In August 2008 the plaintiff again moved for, among other relief, an immediate change in custody or, at least, an immediate hearing, removal of the supervision of visitation requirement and monitoring of telephone contacts requirement or, at least, a gradual movement toward the removal of those requirement, and suspension of his child support payments based upon the defendant’s alleged interference with visitation. In December 2008, after an in camera interview with the child, the Supreme Court, inter alia, denied the aforementioned branches of the plaintiffs motion. Although the Supreme Court recognized that our order had directed “an immediate hearing on the issues of telephone contact and visitation, without an updated forensic report” (Cervera v Bressler, 50 AD3d at 838), it concluded that such a hearing was no longer necessary in light of the in camera interview. The Supreme Court declined to order any unsupervised or unmonitored contact between the plaintiff and his daughter and, instead, noted that it “will permit unsupervised telephonic communication between the plaintiff and the child as may be initiated by the child with the consent and guidance of her attorney and therapist, if any,” directing the defendant “to encourage and cooperate towards that end.” The plaintiff appeals, inter alia, from so much of that order as denied that branch of his motion which was for an immediate transfer of physical custody of the subject child from the defendant to him, restoration of unsupervised visitation, and suspension of child support payments.
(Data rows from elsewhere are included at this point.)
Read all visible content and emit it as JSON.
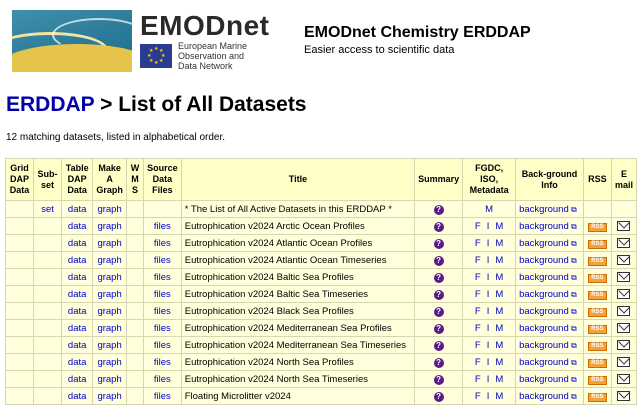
{
  "header": {
    "brand": "EMODnet",
    "eu_line1": "European Marine",
    "eu_line2": "Observation and",
    "eu_line3": "Data Network",
    "site_title": "EMODnet Chemistry ERDDAP",
    "site_subtitle": "Easier access to scientific data"
  },
  "page": {
    "erddap_link": "ERDDAP",
    "title_rest": " > List of All Datasets",
    "count_text": "12 matching datasets, listed in alphabetical order."
  },
  "columns": [
    "Grid DAP Data",
    "Sub-set",
    "Table DAP Data",
    "Make A Graph",
    "W M S",
    "Source Data Files",
    "Title",
    "Summary",
    "FGDC, ISO, Metadata",
    "Back-ground Info",
    "RSS",
    "E mail"
  ],
  "rows": [
    {
      "subset": "set",
      "tabledap": "data",
      "graph": "graph",
      "files": "",
      "title": "* The List of All Active Datasets in this ERDDAP *",
      "summary": "?",
      "f": "",
      "i": "",
      "m": "M",
      "bg": "background",
      "rss": "",
      "email": ""
    },
    {
      "subset": "",
      "tabledap": "data",
      "graph": "graph",
      "files": "files",
      "title": "Eutrophication v2024 Arctic Ocean Profiles",
      "summary": "?",
      "f": "F",
      "i": "I",
      "m": "M",
      "bg": "background",
      "rss": "RSS",
      "email": "email"
    },
    {
      "subset": "",
      "tabledap": "data",
      "graph": "graph",
      "files": "files",
      "title": "Eutrophication v2024 Atlantic Ocean Profiles",
      "summary": "?",
      "f": "F",
      "i": "I",
      "m": "M",
      "bg": "background",
      "rss": "RSS",
      "email": "email"
    },
    {
      "subset": "",
      "tabledap": "data",
      "graph": "graph",
      "files": "files",
      "title": "Eutrophication v2024 Atlantic Ocean Timeseries",
      "summary": "?",
      "f": "F",
      "i": "I",
      "m": "M",
      "bg": "background",
      "rss": "RSS",
      "email": "email"
    },
    {
      "subset": "",
      "tabledap": "data",
      "graph": "graph",
      "files": "files",
      "title": "Eutrophication v2024 Baltic Sea Profiles",
      "summary": "?",
      "f": "F",
      "i": "I",
      "m": "M",
      "bg": "background",
      "rss": "RSS",
      "email": "email"
    },
    {
      "subset": "",
      "tabledap": "data",
      "graph": "graph",
      "files": "files",
      "title": "Eutrophication v2024 Baltic Sea Timeseries",
      "summary": "?",
      "f": "F",
      "i": "I",
      "m": "M",
      "bg": "background",
      "rss": "RSS",
      "email": "email"
    },
    {
      "subset": "",
      "tabledap": "data",
      "graph": "graph",
      "files": "files",
      "title": "Eutrophication v2024 Black Sea Profiles",
      "summary": "?",
      "f": "F",
      "i": "I",
      "m": "M",
      "bg": "background",
      "rss": "RSS",
      "email": "email"
    },
    {
      "subset": "",
      "tabledap": "data",
      "graph": "graph",
      "files": "files",
      "title": "Eutrophication v2024 Mediterranean Sea Profiles",
      "summary": "?",
      "f": "F",
      "i": "I",
      "m": "M",
      "bg": "background",
      "rss": "RSS",
      "email": "email"
    },
    {
      "subset": "",
      "tabledap": "data",
      "graph": "graph",
      "files": "files",
      "title": "Eutrophication v2024 Mediterranean Sea Timeseries",
      "summary": "?",
      "f": "F",
      "i": "I",
      "m": "M",
      "bg": "background",
      "rss": "RSS",
      "email": "email"
    },
    {
      "subset": "",
      "tabledap": "data",
      "graph": "graph",
      "files": "files",
      "title": "Eutrophication v2024 North Sea Profiles",
      "summary": "?",
      "f": "F",
      "i": "I",
      "m": "M",
      "bg": "background",
      "rss": "RSS",
      "email": "email"
    },
    {
      "subset": "",
      "tabledap": "data",
      "graph": "graph",
      "files": "files",
      "title": "Eutrophication v2024 North Sea Timeseries",
      "summary": "?",
      "f": "F",
      "i": "I",
      "m": "M",
      "bg": "background",
      "rss": "RSS",
      "email": "email"
    },
    {
      "subset": "",
      "tabledap": "data",
      "graph": "graph",
      "files": "files",
      "title": "Floating Microlitter v2024",
      "summary": "?",
      "f": "F",
      "i": "I",
      "m": "M",
      "bg": "background",
      "rss": "RSS",
      "email": "email"
    }
  ],
  "colors": {
    "link": "#0000cc",
    "header_bg": "#ffffc8",
    "cell_bg": "#ffffdc",
    "rss": "#f5a23a",
    "summary_icon": "#5a1a88"
  },
  "icons": {
    "summary": "question-icon",
    "background": "external-link-icon",
    "rss": "rss-icon",
    "email": "envelope-icon"
  }
}
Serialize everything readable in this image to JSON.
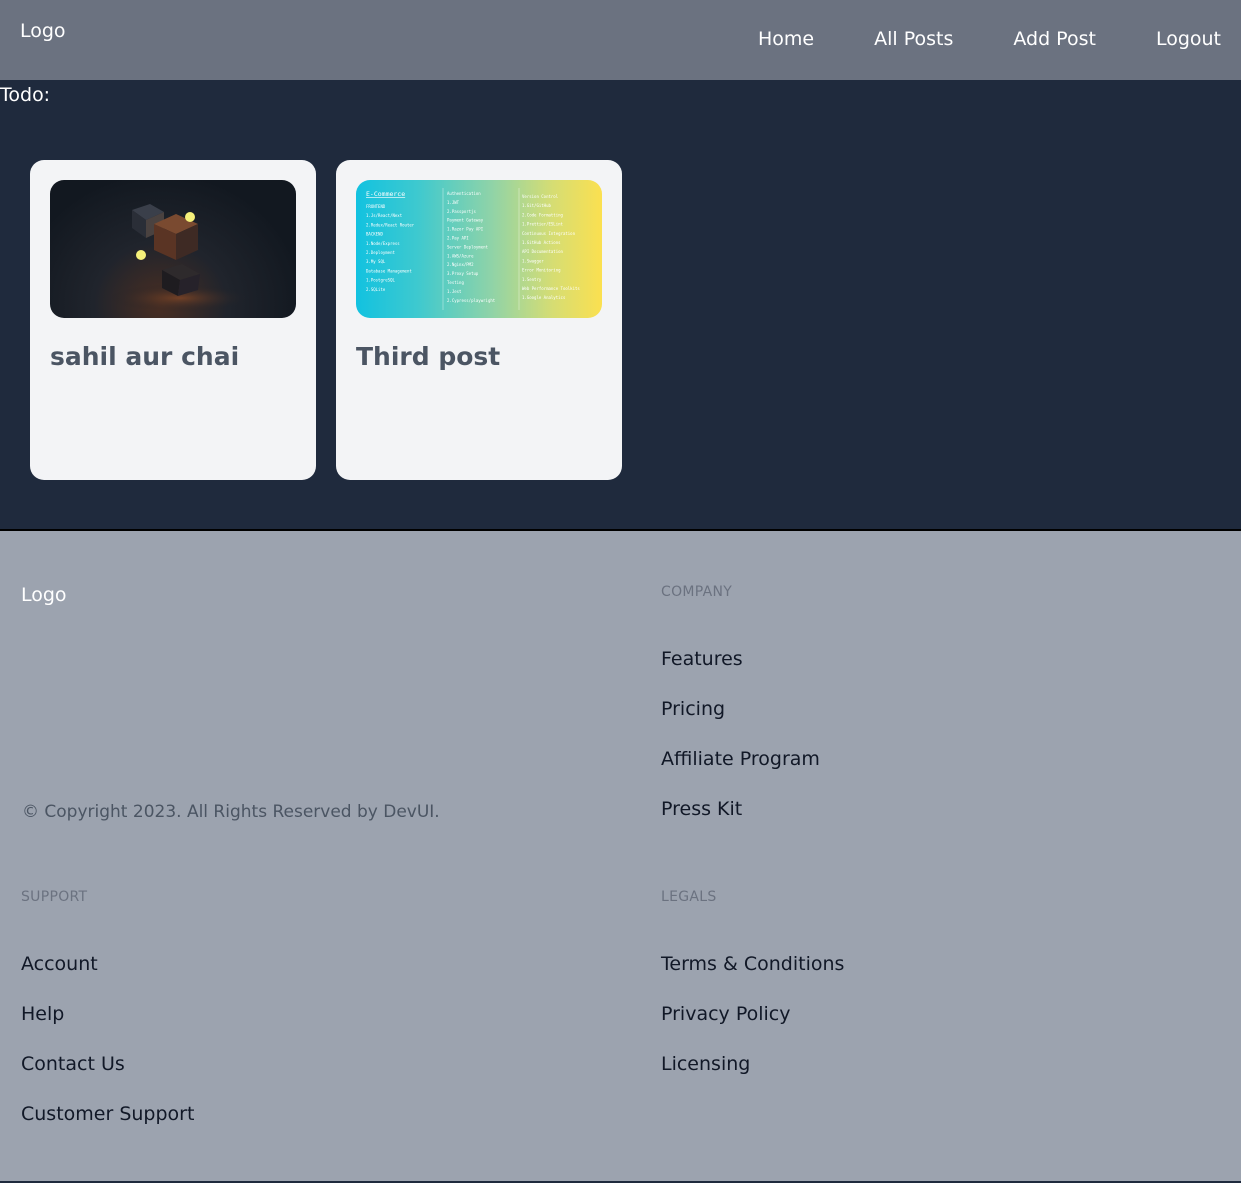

As this recitation of the procedural history of this matter reflects, the plaintiff has been seeking physical custody of his *536daughter for more than four years. During that time he has been effectively deprived of contact with his daughter for lengthy periods of time on the basis of allegations that he contests and with respect to which he has never been afforded a hearing, despite our express direction that such a hearing be held immediately upon the entry of our order. Where there are contested allegations regarding the relevant circumstances, custody determinations require a hearing (see Matter of Ling Da Chen v Yue Hua Zhou, 39 AD3d 753 [2007]; Matter of Khan v Dolly, 6 AD3d 437, 439 [2004]; Matter of Hudgins v Goodley, 301 AD2d 524 [2003]). Although the wishes of the child are entitled to consideration (see Eschbach v Eschbach, 56 NY2d 167, 173 [1982]; Koppenhoefer v Koppenhoefer, 159 AD2d 113, 117 [1990]; Matter of Schouten v Schouten, 155 AD2d 461, 463 [1989]; Freiman v Freiman, 99 AD2d 765, 766 [1984]; Hughes v Hughes, 37 AD2d 606, 606-607 [1971]), an in camera interview is not, by itself, a substitute for a hearing. That hearing must take place without delay. Spolzino, J.P., Skelos, Dillon and Covello, JJ., concur.